“…La vita/Era dolce! E mi resta così poco!/

L’aldilà mi spaura, e singhiozzo/

fitto: il Tàrtaro è un baratro orrendo, /

la discesa penosa./

E chi va giù non torna su: sta scritto” (Sgomento, Anacreonte)

 

John Carroll Lynch, noto attore statunitense, ha debuttato alla regia nel 2017 con Lucky, un’opera prima che è stata accolta con grande partecipazione al Festival di Locarno. È difficile vedendo questo film separare la finzione dal reale perché Lucky, come dice il regista, è “ una lettera d’amore all’attore e l’uomo”, Harry Dean Stanton, a cui è ispirata/dedicata la storia.

Lucky parla di un novantenne fiero della sua autosufficienza. La solitudine – dice il protagonista- viene da sollus e non comporta il bisogno degli altri per sentirsi completi per questo lui vive, solo, in una casa ai margini del deserto, dove non arriva mai un ospite e tutti gli orologi sono fermi. Una “realtà della realtà” (Paul Watzlawick) scandita da abitudini rassicuranti. La prima sigaretta al risveglio, gli esercizi di yoga, la passeggiata fino al bar del paese dove s’incontrano gli amici, le battute di sempre, i cruciverba da compilare, il bloody mary la sera, sempre quello.

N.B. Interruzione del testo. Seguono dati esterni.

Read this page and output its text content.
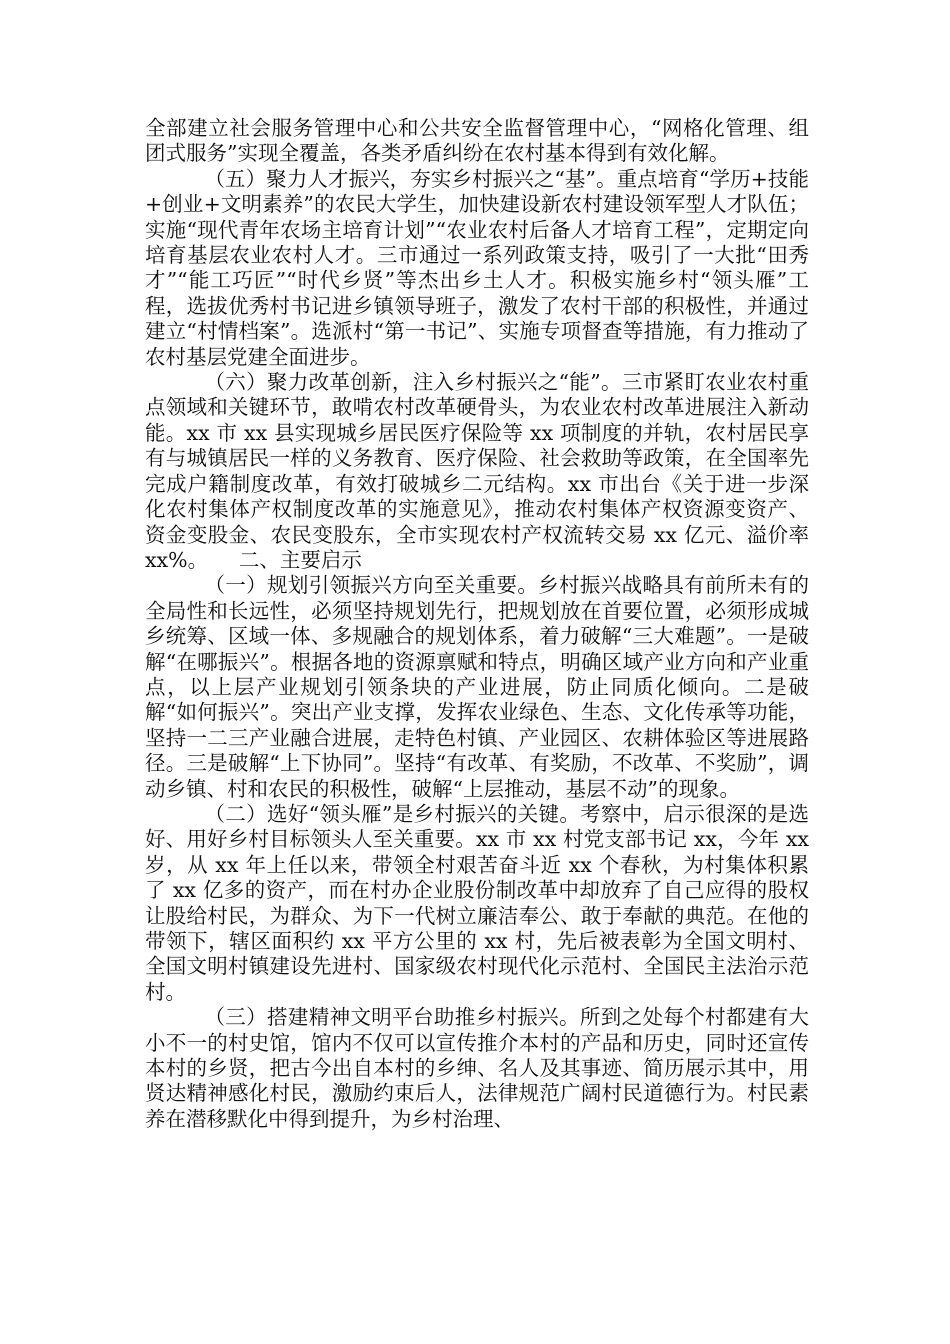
全部建立社会服务管理中心和公共安全监督管理中心，“网格化管理、组团式服务”实现全覆盖，各类矛盾纠纷在农村基本得到有效化解。

（五）聚力人才振兴，夯实乡村振兴之“基”。重点培育“学历+技能+创业+文明素养”的农民大学生，加快建设新农村建设领军型人才队伍；实施“现代青年农场主培育计划”“农业农村后备人才培育工程”，定期定向培育基层农业农村人才。三市通过一系列政策支持，吸引了一大批“田秀才”“能工巧匠”“时代乡贤”等杰出乡土人才。积极实施乡村“领头雁”工程，选拔优秀村书记进乡镇领导班子，激发了农村干部的积极性，并通过建立“村情档案”。选派村“第一书记”、实施专项督查等措施，有力推动了农村基层党建全面进步。

（六）聚力改革创新，注入乡村振兴之“能”。三市紧盯农业农村重点领域和关键环节，敢啃农村改革硬骨头，为农业农村改革进展注入新动能。xx 市 xx 县实现城乡居民医疗保险等 xx 项制度的并轨，农村居民享有与城镇居民一样的义务教育、医疗保险、社会救助等政策，在全国率先完成户籍制度改革，有效打破城乡二元结构。xx 市出台《关于进一步深化农村集体产权制度改革的实施意见》，推动农村集体产权资源变资产、资金变股金、农民变股东，全市实现农村产权流转交易 xx 亿元、溢价率 xx%。　　二、主要启示

（一）规划引领振兴方向至关重要。乡村振兴战略具有前所未有的全局性和长远性，必须坚持规划先行，把规划放在首要位置，必须形成城乡统筹、区域一体、多规融合的规划体系，着力破解“三大难题”。一是破解“在哪振兴”。根据各地的资源禀赋和特点，明确区域产业方向和产业重点，以上层产业规划引领条块的产业进展，防止同质化倾向。二是破解“如何振兴”。突出产业支撑，发挥农业绿色、生态、文化传承等功能，坚持一二三产业融合进展，走特色村镇、产业园区、农耕体验区等进展路径。三是破解“上下协同”。坚持“有改革、有奖励，不改革、不奖励”，调动乡镇、村和农民的积极性，破解“上层推动，基层不动”的现象。

（二）选好“领头雁”是乡村振兴的关键。考察中，启示很深的是选好、用好乡村目标领头人至关重要。xx 市 xx 村党支部书记 xx，今年 xx 岁，从 xx 年上任以来，带领全村艰苦奋斗近 xx 个春秋，为村集体积累了 xx 亿多的资产，而在村办企业股份制改革中却放弃了自己应得的股权让股给村民，为群众、为下一代树立廉洁奉公、敢于奉献的典范。在他的带领下，辖区面积约 xx 平方公里的 xx 村，先后被表彰为全国文明村、全国文明村镇建设先进村、国家级农村现代化示范村、全国民主法治示范村。

（三）搭建精神文明平台助推乡村振兴。所到之处每个村都建有大小不一的村史馆，馆内不仅可以宣传推介本村的产品和历史，同时还宣传本村的乡贤，把古今出自本村的乡绅、名人及其事迹、简历展示其中，用贤达精神感化村民，激励约束后人，法律规范广阔村民道德行为。村民素养在潜移默化中得到提升，为乡村治理、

Lucky cammina in solitudine, cow boy senza paura, la sigaretta in bocca e il passo deciso di chi ha vinto la battaglia con il tempo. Intorno a lui, un deserto rosso scolpito da cactus, rocce e onde basse di sabbia: un paesaggio simbolico abitato da una testuggine che anticipa, nella forza archetipica della sua presenza, il cammino che dovrà intraprendere il protagonista del film. È un orologio bloccato a fare scoccare l’ora. Lampeggiando come l’occhio elettronico di uno stregone, l’orologio incanta il “vecchio” Lucky che si ritrova a terra a fare i conti con la improvvisa realtà del suo corpo di novantenne.

Lucky è un racconto d’iniziazione alla morte narrato dalla quieta espressività di Harry Dean Stanton, un distillato di rughe, vitalità e pudore che contrasta con la sfacciata esibizione della vecchiaia. La regia mai invadente di John Carroll Lynch segue il “risveglio”del suo protagonista con poetica essenzialità. Ora è una canzone – J see a darkness di Johnny Cash – a suggerire l’urgenza di un amico con cui condividere le paure; ora il vissuto di inutilità della vita che si condensa nel tornare appena sveglio sotto le coperte a riparo dal silenzio della casa; ora, una ironica illuminazione. Accettare di essere vecchio e continuare a invecchiare tanto nessuno, alla fine, ne esce vivo. Lucky è una commedia e regala alla fine allo spettatore il sorriso stupendo di Harry Dean Stanton pacificato e pacificante con “la verità di ciò che è per ognuno di noi”.

Harry Dean Stanton è morto nel settembre 2017 a pochi mesi dall’uscita nelle sale del film . Lucky è un film da non perdere anche per la partecipazione di David Lynch in brevi ma indimenticabili scene con l’amico Stanton.